Re: Expand this past dev houses?

While I agree that bringing standards to publishers as well as developers is a great challenge that faces the industry, the issue of publishers in general is more complex than the comparatively simple demand for livable working conditions. There are certainly publishers that participate in flatly illegal and immoral activities as regards creating games, and they can be confronted on a case-by-case basis, but the larger problems facing publisher-developer relationships in particular can sometimes stem from developer issues as well. Right now, developers have the ability to make promises that they can't keep, in a very large way. The publisher has very little way of knowing whether the developer will actually deliver on those promises. They tend to rely on things like a past history of games shipped on time, which is fine but can be detrimental for small developers trying to get a foothold in the industry.
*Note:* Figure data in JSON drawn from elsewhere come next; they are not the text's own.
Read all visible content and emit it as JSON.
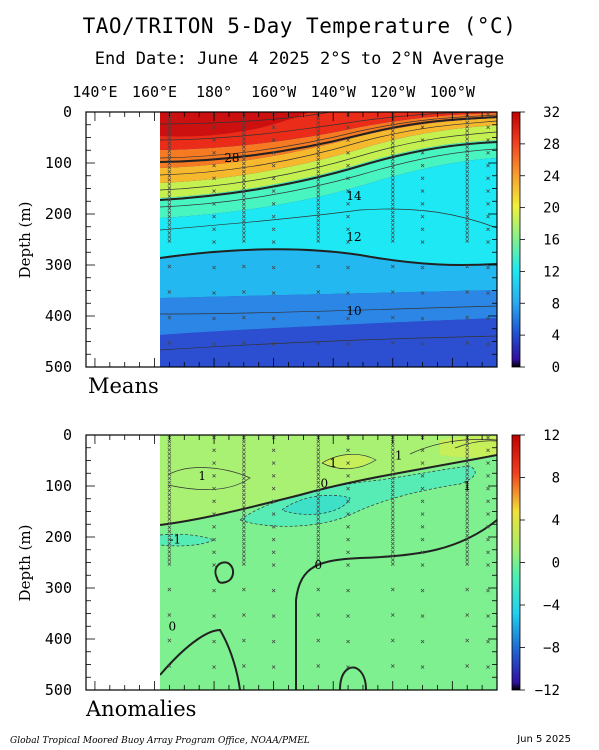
{
  "title": "TAO/TRITON 5-Day Temperature (°C)",
  "subtitle": "End Date: June 4 2025  2°S to 2°N Average",
  "footer_left": "Global Tropical Moored Buoy Array Program Office, NOAA/PMEL",
  "footer_right": "Jun  5 2025",
  "colors": {
    "means_ramp": [
      "#2d1fa8",
      "#2b63d8",
      "#2f9bef",
      "#1fd0f2",
      "#1ff0e6",
      "#5bf5b0",
      "#9ef377",
      "#e3f03f",
      "#f7c02c",
      "#f67f25",
      "#ee3a1c",
      "#d41313"
    ],
    "anom_fill": "#7ef08f",
    "contour": "#333333"
  },
  "chart_data": [
    {
      "type": "heatmap",
      "label": "Means",
      "ylabel": "Depth (m)",
      "x_tick_labels": [
        "140°E",
        "160°E",
        "180°",
        "160°W",
        "140°W",
        "120°W",
        "100°W"
      ],
      "x_ticks_deg": [
        140,
        160,
        180,
        200,
        220,
        240,
        260
      ],
      "xlim_deg": [
        137,
        275
      ],
      "data_start_deg": 158,
      "y_tick_labels": [
        "0",
        "100",
        "200",
        "300",
        "400",
        "500"
      ],
      "y_ticks": [
        0,
        100,
        200,
        300,
        400,
        500
      ],
      "ylim": [
        0,
        500
      ],
      "colorbar_ticks": [
        "32",
        "28",
        "24",
        "20",
        "16",
        "12",
        "8",
        "4",
        "0"
      ],
      "colorbar_range": [
        0,
        32
      ],
      "contour_labels": [
        {
          "text": "28",
          "lon": 186,
          "depth": 90
        },
        {
          "text": "14",
          "lon": 227,
          "depth": 165
        },
        {
          "text": "12",
          "lon": 227,
          "depth": 245
        },
        {
          "text": "10",
          "lon": 227,
          "depth": 390
        }
      ],
      "isotherms": [
        {
          "value": 28,
          "lon": [
            158,
            180,
            200,
            220,
            240,
            260,
            272
          ],
          "depth": [
            100,
            95,
            75,
            45,
            25,
            15,
            10
          ]
        },
        {
          "value": 20,
          "lon": [
            158,
            180,
            200,
            220,
            240,
            260,
            272
          ],
          "depth": [
            170,
            160,
            140,
            110,
            85,
            65,
            55
          ]
        },
        {
          "value": 14,
          "lon": [
            158,
            180,
            200,
            220,
            240,
            260,
            272
          ],
          "depth": [
            210,
            200,
            185,
            155,
            125,
            105,
            100
          ]
        },
        {
          "value": 12,
          "lon": [
            158,
            175,
            195,
            215,
            235,
            255,
            272
          ],
          "depth": [
            280,
            265,
            255,
            260,
            290,
            300,
            300
          ]
        },
        {
          "value": 10,
          "lon": [
            158,
            180,
            200,
            220,
            240,
            260,
            272
          ],
          "depth": [
            400,
            395,
            385,
            380,
            375,
            370,
            365
          ]
        }
      ]
    },
    {
      "type": "heatmap",
      "label": "Anomalies",
      "ylabel": "Depth (m)",
      "y_tick_labels": [
        "0",
        "100",
        "200",
        "300",
        "400",
        "500"
      ],
      "y_ticks": [
        0,
        100,
        200,
        300,
        400,
        500
      ],
      "ylim": [
        0,
        500
      ],
      "colorbar_ticks": [
        "12",
        "8",
        "4",
        "0",
        "−4",
        "−8",
        "−12"
      ],
      "colorbar_range": [
        -12,
        12
      ],
      "contour_labels": [
        {
          "text": "1",
          "lon": 176,
          "depth": 80
        },
        {
          "text": "1",
          "lon": 220,
          "depth": 55
        },
        {
          "text": "1",
          "lon": 242,
          "depth": 40
        },
        {
          "text": "0",
          "lon": 217,
          "depth": 95
        },
        {
          "text": "1",
          "lon": 265,
          "depth": 100
        },
        {
          "text": "-1",
          "lon": 167,
          "depth": 205
        },
        {
          "text": "0",
          "lon": 215,
          "depth": 255
        },
        {
          "text": "0",
          "lon": 166,
          "depth": 375
        }
      ]
    }
  ]
}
If we establish standards for the way games are made -- which is what is ultimately necessary to obtain consistent, livable working environments -- the benefits will carry over to publishers, who will then have a rubric to request of a given developer and ask if they are meeting those production standards before signing a contract.

In the cases that you mention, where a publisher deliberately under-reports sales, that's something of a different matter, and falls into the arena of the lawyers. As far as an overview of good and bad publishers... that gets into somewhat foggier legal territory, and tends to occur more behind the scenes than in the public eye. I'm not sure that Gamewatch has any ability to change that, or should.